What I might be misreading is the fact that she laughs with other guys the same way, and that it’s not intended to let me know she finds me interesting as well.

I just wanna have breakfast with this woman, not take her to bed. But I’m afraid she might misread me and tell me no right off the bat. I won’t lie to you (or her, if she asks): I find her very attractive and interesting, but right now all I wanna do is talk!

Give me your opinions, please?

Thanks

Q

For goodness sake, just ask her to breakfast! You have nothing to lose, and possibly everything to gain. :slight_smile:

Yes, go for it. She obviously enjoys your company.

She may be a naturally friendly person. See if she touches other guys like she touches you. Even if she does, you are obviously infatuated with her. Just say to yourself, “What the f**k, I’m gonna do it.” It’s like taking off a band-aid, only that kinda hurts.

OK, bad analogy…how about it’s like jumping into cold water. It may be surprisingly refreshing.

Breakfast, specifically? Are you eager to try out some really dynamic scrambled eggs? Why not a less quirky meal, like lunch? Or dinner?

(By the way, I am a veteran of working the second shift, so if “breakfast” is taking place at, say, 1 p.m., as mine sometimes do, then I stand corrected).

Anyone else find this sentence strangely amusing?

And go for it Quasi.

In the sales business we have a motto:

If I do this, what’s the worst that can happen?

Apply that to this situation, and you’ll get the following answer:

She will say no.

And if that happens, all you do is simply say: “OK, no problem, see you around!” and walk out the door.

But chances are she’ll say yes!

Don’t underestimate yourself - and if you never take the chance, you’ll always wonder what would have happened if you had.

Go For It!

Go for it. But ask in a very casual way.

Very simple. “I’m hungry. Ya feel like grabbing a quick bite after work? I know a good place that makes…”

No expectations. Just an invitation from a co-worker. Happens all the time…

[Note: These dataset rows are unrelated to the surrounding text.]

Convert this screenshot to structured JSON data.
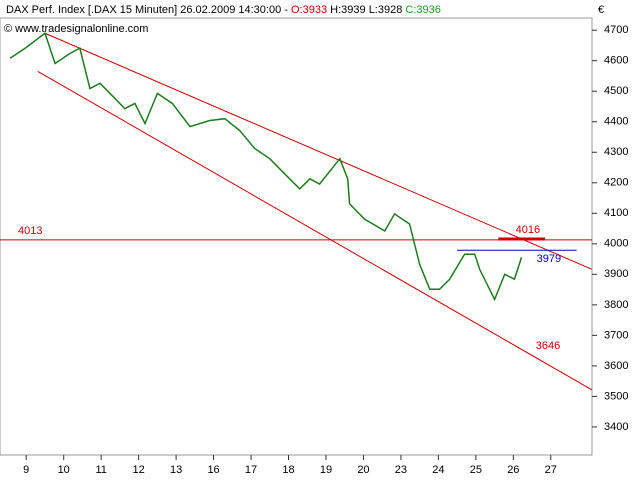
{
  "chart_data": {
    "type": "line",
    "header": {
      "instrument": "DAX Perf. Index [.DAX  15 Minuten]",
      "datetime": "26.02.2009 14:30:00 -",
      "open": "O:3933",
      "high": "H:3939",
      "low": "L:3928",
      "close": "C:3936"
    },
    "watermark": "© www.tradesignalonline.com",
    "currency": "€",
    "color": "#1f7a1f",
    "x": [
      0.07,
      0.47,
      1.0,
      1.27,
      1.67,
      1.93,
      2.2,
      2.47,
      2.87,
      3.13,
      3.4,
      3.67,
      4.0,
      4.4,
      4.87,
      5.4,
      5.8,
      6.2,
      6.6,
      7.0,
      7.4,
      7.8,
      8.07,
      8.33,
      8.87,
      9.08,
      9.13,
      9.53,
      10.07,
      10.33,
      10.73,
      11.0,
      11.27,
      11.53,
      11.8,
      12.2,
      12.47,
      12.6,
      13.0,
      13.27,
      13.53,
      13.72
    ],
    "values": [
      4608,
      4641,
      4690,
      4591,
      4624,
      4641,
      4509,
      4526,
      4476,
      4443,
      4460,
      4394,
      4493,
      4460,
      4384,
      4404,
      4410,
      4371,
      4312,
      4279,
      4229,
      4180,
      4213,
      4196,
      4279,
      4213,
      4131,
      4081,
      4042,
      4098,
      4065,
      3933,
      3851,
      3851,
      3884,
      3966,
      3966,
      3917,
      3818,
      3900,
      3884,
      3956
    ],
    "xlim": [
      -0.2,
      15.6
    ],
    "ylim": [
      3308,
      4740
    ],
    "yticks": [
      3400,
      3500,
      3600,
      3700,
      3800,
      3900,
      4000,
      4100,
      4200,
      4300,
      4400,
      4500,
      4600,
      4700
    ],
    "xticks": [
      {
        "value": 0.5,
        "label": "9"
      },
      {
        "value": 1.5,
        "label": "10"
      },
      {
        "value": 2.5,
        "label": "11"
      },
      {
        "value": 3.5,
        "label": "12"
      },
      {
        "value": 4.5,
        "label": "13"
      },
      {
        "value": 5.5,
        "label": "16"
      },
      {
        "value": 6.5,
        "label": "17"
      },
      {
        "value": 7.5,
        "label": "18"
      },
      {
        "value": 8.5,
        "label": "19"
      },
      {
        "value": 9.5,
        "label": "20"
      },
      {
        "value": 10.5,
        "label": "23"
      },
      {
        "value": 11.5,
        "label": "24"
      },
      {
        "value": 12.5,
        "label": "25"
      },
      {
        "value": 13.5,
        "label": "26"
      },
      {
        "value": 14.5,
        "label": "27"
      }
    ],
    "trendlines": [
      {
        "x": [
          1.0,
          15.59
        ],
        "y": [
          4690,
          3917
        ],
        "color": "#cc0000"
      },
      {
        "x": [
          0.81,
          15.59
        ],
        "y": [
          4565,
          3522
        ],
        "color": "#cc0000"
      }
    ],
    "levels": [
      {
        "value": 4013,
        "label": "4013",
        "color": "#cc0000",
        "x": [
          -0.2,
          15.6
        ]
      },
      {
        "value": 3979,
        "label": "3979",
        "color": "#0000cc",
        "x": [
          12.0,
          15.19
        ]
      },
      {
        "value": 4016,
        "label": "4016",
        "color": "#cc0000",
        "x": [
          13.1,
          14.35
        ]
      }
    ],
    "notes": [
      {
        "value": 3646,
        "label": "3646",
        "x": 14.1,
        "color": "#cc0000"
      }
    ]
  }
}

Arrrrrrrgh! Now I gotta wait for her to come back to work so I can ask her! That gives me enough time to work on sounding casual when I ask her to breakfast. You know, without that quaver in my voice! :smiley:

Quasi

(Who’s trying to remember he’s been on the planet for half a century, and should know this shit by now!)

Nothing ventured, nothing gained. Go for it.